Medical malpractice occurs when a hospital, physician or other health care professional fails to maintain a proper standard of care and causes injury to a patient due to negligence. The negligence could be the result of errors in diagnosis, treatment, aftercare, or health management. In medical billing, malpractice refers to unethical and fraudulent billing practices. Errors can occur in every phase of the medical billing process, which can end up being labelled as unethical medical billing practices. An experienced medical billing company will take care to avoid mistakes in claim submission. Their coders and billing staff are well aware that even small mistakes can result in financial losses for the patient and provider, and put healthcare organizations at risk of legal action.

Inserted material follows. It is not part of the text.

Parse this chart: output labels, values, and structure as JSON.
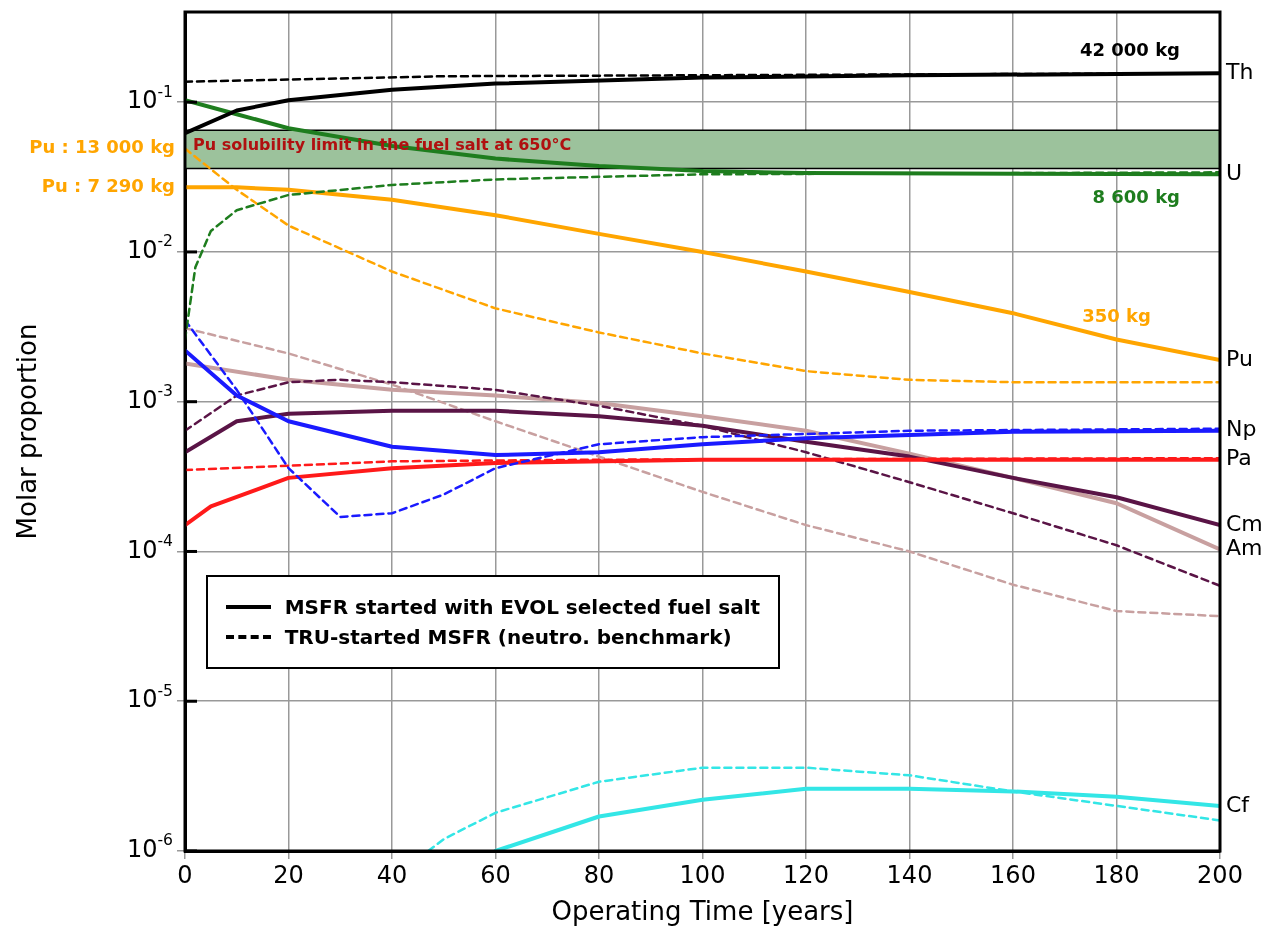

What is Malpractice in Medical Billing?
Physicians are committed to providing quality care and billing correctly for their services. Unfortunately, errors are common in both areas.
Medical billing errors fall under the category of fraud, but most facilities are not making these mistakes consciously. Whether they are the result of human error or fraudulent practices, flawed medical bills cost patients, insurers, and even healthcare providers as they often lead to claim denials that delay payment and affect cash flow. They can also expose providers to criminal and civil liability. Malpractice in medical billing are listed under two categories: fraud and abuse. Medicare and commercial insurance companies consider the following as misrepresentation of clinical information or fraud:
- Knowingly billing for services at a level of complexity higher than actually provided or documented in the medical records
- Knowingly billing for services not furnished, supplies not provided, or both, including falsifying records to show delivery of such items
- Knowingly ordering medically unnecessary items or services for patients
- Billing for appointments that patients fail to keep
The following are examples of abuse:
- Billing for unnecessary medical services
- Charging excessively for services or supplies
- Misusing codes on a claim, such as upcoding or unbundling codes. Upcoding is when a provider assigns an inaccurate billing code to a medical procedure or treatment to increase reimbursement
Malpractice in Medical Billing – Worrying Trends
The following statistics indicate the extent of the problem:
- The Department of Justice recovered over $2.2 billion from False Claims Act Cases in fiscal year 2020
- Medical Billing Advocates of America reported that three out of four bills they review have errors
- A report from the AMA Journal of Ethics notes that:
- Upcoding and fraud costs more than $100 billion annually and can result in unnecessary procedures and prescriptions
- In 2016, the Centers for Medicare and Medicaid Services (CMS) spent $1.1 trillion on health coverage for 145 million Americans, and of this, $95 billion constituted improper payments connected to abuse or fraud
- The Federal Bureau of Investigation (FBI) estimates that fraudulent billing constitutes 3% to 10% of total health spending, contributing to inefficiency, high health care costs, and waste
- Almost 50% of all Medicare claims contain errors (Physicians Practice)
Preventing/Minimizing Risk of Medical Billing and Coding Errors
To prevent malpractice in billing, healthcare providers should be vigilant to avoid the following:
- Inadvertent upcoding and undercoding – upcoding is billing using codes for services that were not received by the patient, while undercoding is not capturing all work performed.
- Not using the discounted negotiated rate when billing a patient
- Billing and providing services that are not covered by the patient’s insurance
- Incorrectly reporting a diagnosis and billing medically unnecessary services
- Duplicate billing or billing for duplicate services
- Unbundling – billing multiple CPT codes for the individual parts of the procedure
- Billing services performed by an improperly supervised or unqualified employee
The often used observation in malpractice litigation is: “If you didn’t document it, it’s the same as if you didn’t do it.” Physicians should maintain accurate and complete medical records and document all services provided. Claims should be supported by proper documentation that proves that the services were actually provided, at the level billed, and were medically necessary. Payers determine that claims have insufficient documentation errors when the medical documentation submitted is inadequate to support payment for the services billed.
Most practitioners rely on medical billing outsourcing companies to manage their revenue cycle. To avoid in advertent billing errors that can end up being construed as medical malpractice, you should make sure to partner with an expert. A reliable, HIPAA compliant medical billing company would have a medical billing and coding team that can help you translate the care you deliver into billable services using the right CPT, ICD-10, and HCPCS codes, while maintaining compliance with ever-evolving industry trends and insurance regulations. Partnering with a reliable medical billing and coding company will allow you to focus on your patients instead of worrying about practice management tasks like coding, billing and claims submission.